Dr. Patel leaned forward, arms resting across his desk. “Can I assume that you’ve told your mother . . .”“Yeah,” Jane realizing he was waiting for her to finish his thought. “The waking up one morning and finding out the world’s all different around me — yeah, I told her.”

“You obviously must trust her.”

Jane looked confused. “I have to. Not trusting her would be — crazy.”

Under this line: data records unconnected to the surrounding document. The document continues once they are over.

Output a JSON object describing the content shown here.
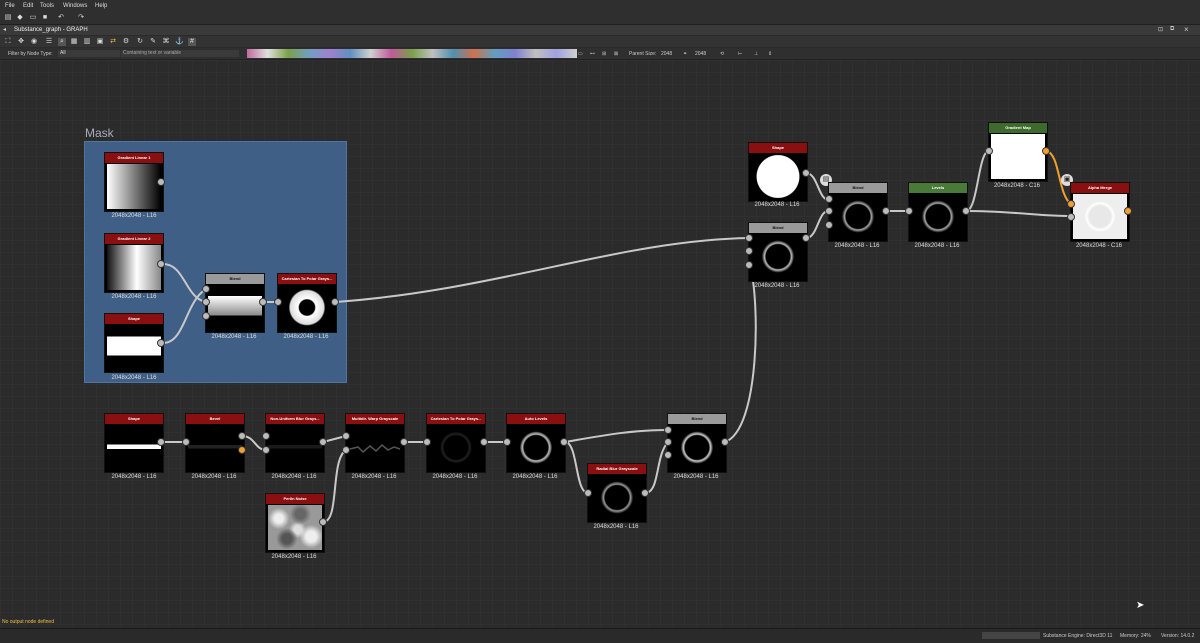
{
  "menu": {
    "items": [
      "File",
      "Edit",
      "Tools",
      "Windows",
      "Help"
    ]
  },
  "graph_tab": {
    "title": "Substance_graph - GRAPH"
  },
  "filters": {
    "by_node_type_label": "Filter by Node Type:",
    "by_node_type_value": "All",
    "text_placeholder": "Containing text or variable"
  },
  "parent_size": {
    "label": "Parent Size:",
    "value": "2048",
    "value2": "2048"
  },
  "frame": {
    "title": "Mask"
  },
  "nodes": {
    "grad1": {
      "title": "Gradient Linear 1",
      "res": "2048x2048 - L16",
      "color": "#8a0f10"
    },
    "grad2": {
      "title": "Gradient Linear 2",
      "res": "2048x2048 - L16",
      "color": "#8a0f10"
    },
    "shape_mask": {
      "title": "Shape",
      "res": "2048x2048 - L16",
      "color": "#8a0f10"
    },
    "blend_mask": {
      "title": "Blend",
      "res": "2048x2048 - L16",
      "color": "#9a9a9a"
    },
    "cart_mask": {
      "title": "Cartesian To Polar Grays...",
      "res": "2048x2048 - L16",
      "color": "#8a0f10"
    },
    "shape2": {
      "title": "Shape",
      "res": "2048x2048 - L16",
      "color": "#8a0f10"
    },
    "bevel": {
      "title": "Bevel",
      "res": "2048x2048 - L16",
      "color": "#8a0f10"
    },
    "nublur": {
      "title": "Non-Uniform Blur Grays...",
      "res": "2048x2048 - L16",
      "color": "#8a0f10"
    },
    "warp": {
      "title": "Multidir. Warp Grayscale",
      "res": "2048x2048 - L16",
      "color": "#8a0f10"
    },
    "cart2": {
      "title": "Cartesian To Polar Grays...",
      "res": "2048x2048 - L16",
      "color": "#8a0f10"
    },
    "autolev": {
      "title": "Auto Levels",
      "res": "2048x2048 - L16",
      "color": "#8a0f10"
    },
    "radblur": {
      "title": "Radial Blur Grayscale",
      "res": "2048x2048 - L16",
      "color": "#8a0f10"
    },
    "blend_low": {
      "title": "Blend",
      "res": "2048x2048 - L16",
      "color": "#9a9a9a"
    },
    "perlin": {
      "title": "Perlin Noise",
      "res": "2048x2048 - L16",
      "color": "#8a0f10"
    },
    "shape_top": {
      "title": "Shape",
      "res": "2048x2048 - L16",
      "color": "#8a0f10"
    },
    "blend_mid": {
      "title": "Blend",
      "res": "2048x2048 - L16",
      "color": "#9a9a9a"
    },
    "blend_top": {
      "title": "Blend",
      "res": "2048x2048 - L16",
      "color": "#9a9a9a"
    },
    "levels": {
      "title": "Levels",
      "res": "2048x2048 - L16",
      "color": "#4a7a3a"
    },
    "gradmap": {
      "title": "Gradient Map",
      "res": "2048x2048 - C16",
      "color": "#3f6a2d"
    },
    "alpha": {
      "title": "Alpha Merge",
      "res": "2048x2048 - C16",
      "color": "#8a0f10"
    }
  },
  "status": {
    "left": "No output node defined",
    "engine": "Substance Engine: Direct3D 11",
    "memory": "Memory: 24%",
    "version": "Version: 14.0.2"
  }
}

Sumeet placed his hands down on the desk. “Interesting.” Jane stared back at him blankly. “But if I’ve correctly judged the tone of your voice just now, you’re not particularly thrilled about her upcoming visit.”

Jane shook her head. “No. Honestly, I’d rather she not come.”

Sumeet put his hands together, lightly. “Allow me to make an observation, Jane. You say you trust your mother, so much so that you’re able to confide in her — am I correct in assuming you haven’t told many people about your condition?”

“No. I mean yes — you’re right, I’m not going out to streetcorners or posting online about what’s happened.”

“I understand.” Sumeet contorted his face inquisitively, as if he were being pinched. “But here’s what I don’t understand. If you trust your mother, why don’t you want her nearby during this very troubling period for you?”

“Because.” Sumeet refrained from responding, sensing Jane had more to say. “Because, I need to figure out what’s going on. And to do that, I need some time, space of my own. Which isn’t going to happen, so long as she’s in town.”

Jane Summers turned her head to the left, towards the pair of tall bookcases in Dr. Patel’s office. Swiveling in his chair behind the large oak desk, Sumeet Patel watched Jane scan through his shelves; he liked to collect and display curiosities, finding their presence helped him relax. And over his years of practice, he’d also discovered they were a great benefit to his patients, or at least in his analysis and treatment of them.

Suddenly Jane stopped, her gaze focusing on the left bookcase; she pointed to third shelf. “Is that what I think it is?”

“The ball?” She nodded, her index finger making a line towards an orange, roughly spherical object, about the size of a fist. Sumeet flavored his reply with pleasure — “I believe you think correctly. Please, go on, pick it up.”